Shortly after the accident, Whymper asked Taugwalder to see the rope and to his surprise, he saw that it was the oldest and weakest of the ropes they brought and it was only intended as a reserve. All those who had fallen had been tied with a Manila rope, or with a second and equally strong one, and consequently, it had been only between the survivors and those who had fallen where the weaker rope had been used. Whymper also had suggested to Hudson that they should have attached a rope to the rocks on the most difficult place, and held it as they descended, as an additional protection. Hudson approved the idea, but it was never done.

Whymper had then to answer grave charges of responsibility and the accusation of having betrayed his companions. An inquiry, presided over by Joseph Clemenz, was instituted by the government of the canton of Valais. The guide Peter Taugwalder was charged, tried, and acquitted. Notwithstanding the result of the inquiry, some guides and climbers at Zermatt and elsewhere persisted in asserting that he cut the rope between him and Lord Francis Douglas to save his life.

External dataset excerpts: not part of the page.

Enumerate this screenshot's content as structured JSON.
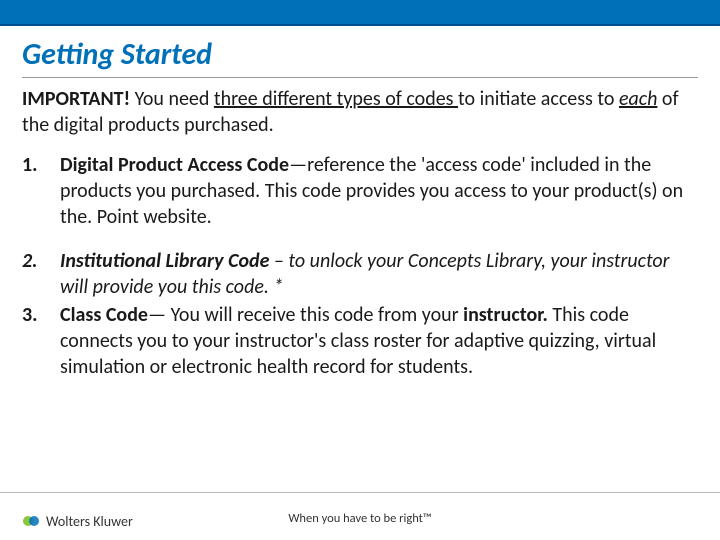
{
  "title": "Getting Started",
  "intro": {
    "important": "IMPORTANT!",
    "a": "  You need ",
    "three": "three different types of codes ",
    "b": " to initiate access to ",
    "each": "each",
    "c": " of the digital products purchased."
  },
  "items": [
    {
      "num": "1.",
      "title": "Digital Product Access Code",
      "sep": "—",
      "text": "reference the 'access code' included in the products you purchased.  This code provides you access to your product(s) on the. Point website."
    },
    {
      "num": "2.",
      "title": "Institutional Library Code",
      "sep": " – ",
      "text": "to unlock your Concepts Library, your instructor will provide you this code. *"
    },
    {
      "num": "3.",
      "title": "Class Code",
      "sep": "— ",
      "text_a": "You will receive this code from your ",
      "instr": "instructor.",
      "text_b": " This code connects you to your instructor's class roster for adaptive quizzing, virtual simulation or electronic health record for students."
    }
  ],
  "footer": {
    "brand": "Wolters Kluwer",
    "tagline": "When you have to be right™"
  }
}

The accident was long discussed in the press, in Switzerland and abroad. Newspapers all over the world reported the tragedy and no other Alpine event had to that date ever caused more headlines. The emotions were hottest in the United Kingdom of Great Britain and Ireland, where the grief soon gave way to indignation. Queen Victoria even suggested that climbing should be banned.

Whymper wrote at the time to the Secretary of the I.A.C. His letter ends thus:

A single slip, or a single false step, has been the sole cause of this frightful calamity.... But, at the same time, it is my belief no accident would have happened had the rope between those who fell been as tight, or nearly as tight, as it was between Taugwalder and myself." Their rope was a weak one; it does not appear to have been cut by the rocks, but to have been broken by the shock and the weight it was called upon to sustain. It is said Croz held Hadow for an instant, and still tried to check the fall even after Hudson and Douglas had been pulled out of their steps, but in vain; his last word was "Impossible!" so the Taugwalders said.

==Museum==
In the Matterhorn Museum the broken piece of rope from the first ascent is kept in a glass cabinet.

==Commemoration in 2015==
In the week of 14 July 2015, the 150th anniversary of the first ascent was commemorated including a ceremony with cleric Revd. Alan Purser, Seasonal Chaplain of St. Peter's, the English Church in Zermatt. Local authorities on both the Swiss and Italian side prohibited climbing the mountain on the exact date of the anniversary and proclaimed a police enforced "Tag der Stille" (Day of Quietness), in order to prevent accidents by overcrowding and as a sign of respect for the mountain and its more than 500 casualties.

A performance of the play The Matterhorn Story written by Livia Anne Richard, at the open air theatre near the Riffelberg tramway station on the Gorner Ridge re-enacted events and speculations around the first ascent.

On 17 July 2017, a simultaneous ascent of the mountain from four sides was organized, and a light show marking the itinerary of the first ascent on evenings until the end of September.

==Portrayals in film==
The 1928 silent German-Swiss film Struggle for the Matterhorn portrays the ascent, and starred Luis Trenker as Jean-Antoine Carrel. In 1938 the film was remade in sound as The Mountain Calls (Der Berg ruft!) with Trenker both directing and starring. A separate British version The Challenge was made, also featuring Trenker, together with Robert Douglas as Whymper.

The 1959 film Third Man on the Mountain was a fictional account of the ascent, although the mountain was called the Citadel in the movie.